After graduating from Laurel Park High School in 2002, he enrolled in classes at PHCC that fall. At the time, Dillard said he contemplated going to work instead of transferring to a four-year college.
“My cousin David (Dillard) really disagreed with me and said I needed to go to college, and we would bicker and debate over it every day,” Dillard said. “I would get out of class and go to his office, and we would get back into it.”
During his coursework at PHCC, Dillard said he met his mentor in Bill Jamison, who served as the director of the ADJ program where he taught for 19 years. He passed away in February 2009.
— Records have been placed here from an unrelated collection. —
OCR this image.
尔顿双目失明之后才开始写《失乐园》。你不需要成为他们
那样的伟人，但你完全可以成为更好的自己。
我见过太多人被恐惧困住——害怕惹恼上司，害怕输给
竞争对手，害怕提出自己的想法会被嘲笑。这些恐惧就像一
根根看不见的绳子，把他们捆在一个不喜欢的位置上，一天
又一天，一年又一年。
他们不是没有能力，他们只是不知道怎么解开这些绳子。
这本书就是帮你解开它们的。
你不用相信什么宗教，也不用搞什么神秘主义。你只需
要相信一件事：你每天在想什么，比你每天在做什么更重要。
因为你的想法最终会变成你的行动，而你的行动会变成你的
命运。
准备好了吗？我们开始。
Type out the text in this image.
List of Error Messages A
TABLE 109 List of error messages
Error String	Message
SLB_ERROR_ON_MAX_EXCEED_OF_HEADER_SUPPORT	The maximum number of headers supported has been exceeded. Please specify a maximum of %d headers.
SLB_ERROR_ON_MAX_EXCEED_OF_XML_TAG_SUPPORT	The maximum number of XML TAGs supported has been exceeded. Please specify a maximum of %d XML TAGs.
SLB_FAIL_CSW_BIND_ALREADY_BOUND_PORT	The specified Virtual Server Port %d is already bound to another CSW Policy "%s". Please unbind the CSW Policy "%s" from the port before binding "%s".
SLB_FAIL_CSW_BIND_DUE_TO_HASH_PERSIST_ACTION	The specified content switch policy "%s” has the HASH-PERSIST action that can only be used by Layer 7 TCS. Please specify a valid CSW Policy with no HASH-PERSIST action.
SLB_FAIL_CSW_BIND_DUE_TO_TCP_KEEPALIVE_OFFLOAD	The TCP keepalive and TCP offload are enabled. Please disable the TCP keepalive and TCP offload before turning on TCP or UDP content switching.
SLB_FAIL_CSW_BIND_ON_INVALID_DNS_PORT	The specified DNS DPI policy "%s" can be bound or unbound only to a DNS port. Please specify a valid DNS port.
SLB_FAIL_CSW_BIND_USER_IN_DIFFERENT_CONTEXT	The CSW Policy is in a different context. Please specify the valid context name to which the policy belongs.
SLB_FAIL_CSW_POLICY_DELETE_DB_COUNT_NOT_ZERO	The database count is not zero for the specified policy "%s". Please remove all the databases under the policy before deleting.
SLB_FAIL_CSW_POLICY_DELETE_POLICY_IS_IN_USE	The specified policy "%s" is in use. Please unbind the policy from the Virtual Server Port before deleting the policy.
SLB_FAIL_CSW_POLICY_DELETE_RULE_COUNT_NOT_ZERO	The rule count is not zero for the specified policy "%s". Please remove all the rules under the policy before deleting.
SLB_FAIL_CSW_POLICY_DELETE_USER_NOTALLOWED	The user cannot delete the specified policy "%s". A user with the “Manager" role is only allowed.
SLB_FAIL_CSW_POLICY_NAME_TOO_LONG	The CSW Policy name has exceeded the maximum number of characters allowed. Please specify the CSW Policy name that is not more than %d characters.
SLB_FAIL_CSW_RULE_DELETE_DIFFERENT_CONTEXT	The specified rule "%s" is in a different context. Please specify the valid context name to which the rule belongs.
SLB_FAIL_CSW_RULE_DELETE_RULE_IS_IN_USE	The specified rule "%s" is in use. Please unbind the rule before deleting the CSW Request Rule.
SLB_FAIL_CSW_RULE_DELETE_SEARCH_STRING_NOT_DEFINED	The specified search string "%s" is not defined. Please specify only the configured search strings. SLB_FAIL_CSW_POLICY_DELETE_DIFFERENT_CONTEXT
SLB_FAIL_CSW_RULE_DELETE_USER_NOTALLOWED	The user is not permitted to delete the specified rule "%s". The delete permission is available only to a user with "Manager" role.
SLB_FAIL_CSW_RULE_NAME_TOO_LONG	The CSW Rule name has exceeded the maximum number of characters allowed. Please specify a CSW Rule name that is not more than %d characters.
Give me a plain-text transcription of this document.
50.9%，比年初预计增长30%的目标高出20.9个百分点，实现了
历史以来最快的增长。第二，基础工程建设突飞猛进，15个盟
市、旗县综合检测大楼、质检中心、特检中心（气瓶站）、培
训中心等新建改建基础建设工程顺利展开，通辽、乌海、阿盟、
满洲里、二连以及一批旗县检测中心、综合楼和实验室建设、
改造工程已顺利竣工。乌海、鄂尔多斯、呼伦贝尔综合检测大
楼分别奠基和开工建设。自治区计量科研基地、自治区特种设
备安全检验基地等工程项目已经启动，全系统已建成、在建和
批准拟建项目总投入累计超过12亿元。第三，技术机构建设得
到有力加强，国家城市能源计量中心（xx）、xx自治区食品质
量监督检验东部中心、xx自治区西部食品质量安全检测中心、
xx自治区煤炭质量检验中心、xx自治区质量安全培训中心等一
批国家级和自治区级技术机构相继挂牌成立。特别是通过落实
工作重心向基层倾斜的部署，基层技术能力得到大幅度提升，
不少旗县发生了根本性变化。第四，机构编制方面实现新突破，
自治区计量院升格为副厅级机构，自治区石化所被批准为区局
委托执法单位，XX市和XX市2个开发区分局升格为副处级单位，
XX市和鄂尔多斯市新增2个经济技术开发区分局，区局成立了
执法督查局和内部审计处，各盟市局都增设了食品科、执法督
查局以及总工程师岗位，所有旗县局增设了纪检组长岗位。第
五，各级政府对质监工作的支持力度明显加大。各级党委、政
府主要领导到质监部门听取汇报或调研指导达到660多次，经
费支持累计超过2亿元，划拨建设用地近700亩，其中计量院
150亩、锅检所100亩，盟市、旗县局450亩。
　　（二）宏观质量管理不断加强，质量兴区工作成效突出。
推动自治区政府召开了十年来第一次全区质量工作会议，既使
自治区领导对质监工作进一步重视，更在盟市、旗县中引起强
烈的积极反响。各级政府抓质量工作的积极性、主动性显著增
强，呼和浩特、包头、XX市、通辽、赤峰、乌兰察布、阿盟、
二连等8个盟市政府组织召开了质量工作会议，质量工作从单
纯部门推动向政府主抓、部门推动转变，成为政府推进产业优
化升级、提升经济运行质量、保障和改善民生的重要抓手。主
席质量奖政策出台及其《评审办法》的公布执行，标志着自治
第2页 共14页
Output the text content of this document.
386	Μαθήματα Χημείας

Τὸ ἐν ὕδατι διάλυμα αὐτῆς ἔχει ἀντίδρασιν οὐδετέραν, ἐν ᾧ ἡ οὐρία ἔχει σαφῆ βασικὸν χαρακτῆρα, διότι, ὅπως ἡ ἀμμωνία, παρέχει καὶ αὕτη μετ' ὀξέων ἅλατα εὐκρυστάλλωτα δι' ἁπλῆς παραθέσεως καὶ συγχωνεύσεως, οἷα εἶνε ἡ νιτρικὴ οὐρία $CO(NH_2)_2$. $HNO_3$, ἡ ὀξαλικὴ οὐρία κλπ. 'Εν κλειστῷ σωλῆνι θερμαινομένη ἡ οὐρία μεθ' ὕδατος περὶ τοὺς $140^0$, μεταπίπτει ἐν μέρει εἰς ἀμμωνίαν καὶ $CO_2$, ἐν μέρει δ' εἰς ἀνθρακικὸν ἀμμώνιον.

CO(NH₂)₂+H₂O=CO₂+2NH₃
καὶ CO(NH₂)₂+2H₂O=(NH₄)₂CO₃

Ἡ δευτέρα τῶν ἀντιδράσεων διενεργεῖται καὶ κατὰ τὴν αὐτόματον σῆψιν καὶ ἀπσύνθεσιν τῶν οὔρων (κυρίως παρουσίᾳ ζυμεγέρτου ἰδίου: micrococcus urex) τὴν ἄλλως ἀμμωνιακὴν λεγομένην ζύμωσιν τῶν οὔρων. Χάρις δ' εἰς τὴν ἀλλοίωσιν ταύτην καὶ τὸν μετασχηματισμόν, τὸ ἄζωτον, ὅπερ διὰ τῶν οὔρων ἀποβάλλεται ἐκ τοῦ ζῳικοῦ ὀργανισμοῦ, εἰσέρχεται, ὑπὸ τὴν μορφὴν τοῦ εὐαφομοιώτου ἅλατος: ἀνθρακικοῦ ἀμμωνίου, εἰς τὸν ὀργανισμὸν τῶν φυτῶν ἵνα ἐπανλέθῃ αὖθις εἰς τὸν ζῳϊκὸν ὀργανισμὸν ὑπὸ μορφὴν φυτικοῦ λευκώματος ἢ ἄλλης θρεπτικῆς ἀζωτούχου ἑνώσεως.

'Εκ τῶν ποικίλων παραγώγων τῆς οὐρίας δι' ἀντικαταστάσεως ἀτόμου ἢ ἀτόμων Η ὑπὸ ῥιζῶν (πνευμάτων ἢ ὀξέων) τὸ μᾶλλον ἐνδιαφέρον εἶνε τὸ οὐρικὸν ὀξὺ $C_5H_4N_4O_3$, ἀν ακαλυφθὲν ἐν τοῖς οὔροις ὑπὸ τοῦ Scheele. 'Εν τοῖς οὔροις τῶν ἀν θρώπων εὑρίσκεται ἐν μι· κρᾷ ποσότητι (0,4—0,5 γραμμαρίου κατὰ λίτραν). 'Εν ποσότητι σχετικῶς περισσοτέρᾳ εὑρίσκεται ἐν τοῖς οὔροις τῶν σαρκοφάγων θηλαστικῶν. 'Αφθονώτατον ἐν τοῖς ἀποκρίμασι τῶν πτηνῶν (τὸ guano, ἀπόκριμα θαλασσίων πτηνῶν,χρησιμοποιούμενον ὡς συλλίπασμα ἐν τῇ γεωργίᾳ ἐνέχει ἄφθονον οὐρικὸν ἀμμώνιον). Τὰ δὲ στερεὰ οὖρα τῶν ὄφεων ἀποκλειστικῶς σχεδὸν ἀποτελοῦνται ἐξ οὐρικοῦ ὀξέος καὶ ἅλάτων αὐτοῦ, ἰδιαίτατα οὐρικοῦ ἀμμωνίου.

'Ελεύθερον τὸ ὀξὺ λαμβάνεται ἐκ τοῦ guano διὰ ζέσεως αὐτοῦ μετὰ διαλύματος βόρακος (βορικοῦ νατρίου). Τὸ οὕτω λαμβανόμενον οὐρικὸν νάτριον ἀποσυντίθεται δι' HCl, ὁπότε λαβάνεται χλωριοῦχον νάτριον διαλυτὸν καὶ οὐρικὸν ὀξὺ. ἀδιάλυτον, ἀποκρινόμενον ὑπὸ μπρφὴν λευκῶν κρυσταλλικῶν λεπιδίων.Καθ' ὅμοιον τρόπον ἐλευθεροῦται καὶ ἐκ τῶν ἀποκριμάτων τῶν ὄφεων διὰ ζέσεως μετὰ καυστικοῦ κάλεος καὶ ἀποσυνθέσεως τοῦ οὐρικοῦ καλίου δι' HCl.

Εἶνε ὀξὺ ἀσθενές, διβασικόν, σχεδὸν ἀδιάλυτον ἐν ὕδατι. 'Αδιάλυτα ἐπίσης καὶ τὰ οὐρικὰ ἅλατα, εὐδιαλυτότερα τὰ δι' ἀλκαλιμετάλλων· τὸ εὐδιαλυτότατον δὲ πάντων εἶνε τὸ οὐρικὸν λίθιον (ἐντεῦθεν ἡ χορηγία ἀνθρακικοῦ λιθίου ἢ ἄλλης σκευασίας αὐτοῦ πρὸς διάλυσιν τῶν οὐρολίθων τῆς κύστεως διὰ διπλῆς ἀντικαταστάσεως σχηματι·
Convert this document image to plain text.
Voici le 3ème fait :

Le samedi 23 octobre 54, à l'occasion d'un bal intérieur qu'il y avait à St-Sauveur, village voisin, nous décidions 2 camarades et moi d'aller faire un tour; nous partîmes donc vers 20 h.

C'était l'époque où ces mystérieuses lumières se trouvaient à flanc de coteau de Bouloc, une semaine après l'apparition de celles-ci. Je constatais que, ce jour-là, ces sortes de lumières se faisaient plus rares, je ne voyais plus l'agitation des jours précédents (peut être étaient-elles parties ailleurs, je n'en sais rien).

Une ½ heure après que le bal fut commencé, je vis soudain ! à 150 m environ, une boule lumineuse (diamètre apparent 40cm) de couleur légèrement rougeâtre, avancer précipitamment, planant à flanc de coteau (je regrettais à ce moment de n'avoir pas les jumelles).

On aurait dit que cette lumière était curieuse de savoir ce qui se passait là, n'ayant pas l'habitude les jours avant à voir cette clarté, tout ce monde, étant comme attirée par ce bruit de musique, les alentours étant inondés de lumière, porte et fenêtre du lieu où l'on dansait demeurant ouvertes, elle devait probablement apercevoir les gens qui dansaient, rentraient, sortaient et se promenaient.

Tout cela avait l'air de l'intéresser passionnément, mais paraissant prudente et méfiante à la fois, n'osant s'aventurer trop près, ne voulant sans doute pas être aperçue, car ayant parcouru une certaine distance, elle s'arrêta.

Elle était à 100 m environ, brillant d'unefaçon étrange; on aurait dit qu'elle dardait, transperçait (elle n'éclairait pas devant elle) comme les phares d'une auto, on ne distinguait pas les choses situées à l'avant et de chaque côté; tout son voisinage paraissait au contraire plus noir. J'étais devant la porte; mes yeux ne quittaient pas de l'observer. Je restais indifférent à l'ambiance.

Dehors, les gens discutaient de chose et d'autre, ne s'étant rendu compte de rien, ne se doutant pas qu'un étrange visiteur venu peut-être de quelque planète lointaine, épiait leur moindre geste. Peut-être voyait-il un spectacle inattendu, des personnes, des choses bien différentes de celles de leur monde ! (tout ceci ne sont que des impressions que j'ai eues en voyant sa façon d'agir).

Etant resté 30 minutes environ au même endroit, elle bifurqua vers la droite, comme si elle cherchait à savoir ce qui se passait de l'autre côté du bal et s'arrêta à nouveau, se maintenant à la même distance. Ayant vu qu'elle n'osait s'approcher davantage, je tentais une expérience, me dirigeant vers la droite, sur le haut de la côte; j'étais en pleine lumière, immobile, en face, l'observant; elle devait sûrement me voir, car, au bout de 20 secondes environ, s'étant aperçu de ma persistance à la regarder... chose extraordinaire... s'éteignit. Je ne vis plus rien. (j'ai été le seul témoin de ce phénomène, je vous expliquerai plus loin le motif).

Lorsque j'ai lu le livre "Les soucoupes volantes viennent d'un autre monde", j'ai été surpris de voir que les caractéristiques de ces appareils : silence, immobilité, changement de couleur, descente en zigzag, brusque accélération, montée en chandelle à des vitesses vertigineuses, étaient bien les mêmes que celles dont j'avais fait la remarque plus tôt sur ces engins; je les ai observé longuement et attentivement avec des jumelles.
“I worked for Bill as a work study student, and he really helped me out with forensics, dusting for prints, and he showed me how to compare bullets through a microscope,” Dillard said. “He also taught a class with Terry Young and Susan Shearer called social problems, which is probably one of the best classes I took at PHCC.”
Dillard said there were many instructors at PHCC who taught him lasting skills including Michelle Zollars, Joyce Staples, Angela Williams and Barry Reynolds. He also credited retired history professor John Buck for developing his love for history.
In 2004, Dillard began testing for jobs in the area. He took the Virginia State Police test, but ended up not making the cut.
“Bill told me to apply to multiple agencies and that I might have to move away to find a job, so I applied to the Danville and Martinsville police departments,” he said.
After waiting in the Martinsville Police Department hiring pool for a year, Dillard said Danville came calling and started his background checks. When he was about to get hired, former Chief Mike Rogers called Dillard and said he’d hire him. Dillard worked at Martinsville from 2006 to Oct. 20, 2012 when he started with the Virginia State Police.
In addition to his training at the Piedmont Regional Criminal Justice Academy and the Virginia State Police Academy, Dillard said he received a wealth of experience in SWAT (special weapons and tactics), as a road officer, a school resource officer, and he taught candidates at the Piedmont Regional Criminal Justice Training Academy. He also received an Outstanding Officer award in 2009 from MADD (Mothers Against Drunk Driving).
Dillard currently is working toward his bachelor’s degree at Liberty University. He said he encourages volunteer work, internships and education for anyone pursuing a career in criminal justice.
“I tell anyone who wants to work in this area to join a volunteer organization like a local volunteer rescue squad or fire department,” he said. “It’s not all gunfire, smoke and adrenaline rush. It’s dealing with people’s problems and it’s knowing how to write a report. You need the experience with talking on the radio, arriving on scene, analyzing the situation and then knowing what to do.”